Tujuan : klien dapat melakukan aktivitas ringan atau total.
Kriteria hasil : a. perilaku menampakan kemampuan untuk memenuhi kebutuhan diri.
b. pasien mengungkapkan mampu untuk melakukan beberapa aktivitas tanpa dibantu.
c. Koordinasi otot, tulang dan anggota gerak
Intervensi
1)      Rencanakan periode istirahat yang cukup.
Rasional : mengurangi aktivitas yang tidak diperlukan, dan energi terkumpul dapat digunakan untuk aktivitas seperlunya secar optimal.
2)      Berikan latihan aktivitas secara bertahap.
Rasional : tahapan-tahapan yang diberikan membantu proses aktivitas secara perlahan dengan menghemat tenaga namun tujuan yang tepat, mobilisasi dini.
3)      Bantu pasien dalam memenuhi kebutuhan sesuai kebutuhan.
Rasional : mengurangi pemakaian energi sampai kekuatan pasien pulih kembali.
4)      Setelah latihan dan aktivitas kaji respons pasien.
Rasional : menjaga kemungkinan adanya respons abnormal dari tubuh sebagai akibat dari latihan.

DAFTAR PUSTAKA

Doenges Marylinn E, 2000. Moorhouse Mary Frances, geissler Alice.
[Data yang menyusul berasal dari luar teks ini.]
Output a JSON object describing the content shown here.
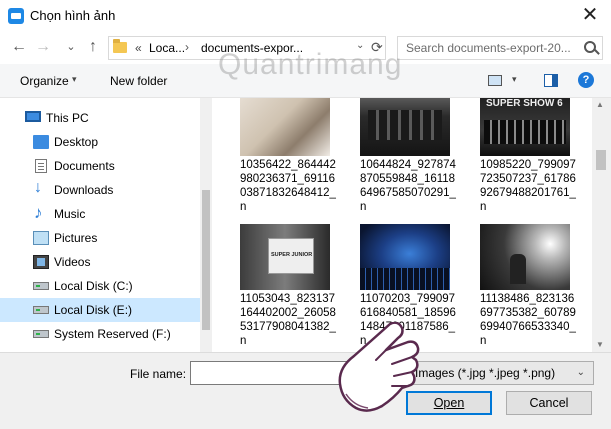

Rencana Asuhan Keperawatan, (Edisi 3), Penerbit Buku Kedokteran EGC, Jakarta.

Mansjoer, A, dkk. 2001. Kapita Selekta Kedokteran, edisi III, Media Aesculapius, Jakarta.

Setiawan, 2012. Hernia Inguinalis. (online), (http://setiawanaj.blogspot.com/ diakses tanggal 20 Nopember 2012).

Sjamsuhidajat, Wim De Jong, 1997, Buku Ajar Ilmu Bedah, edisi revisi, penerbit EGC, Jakarta.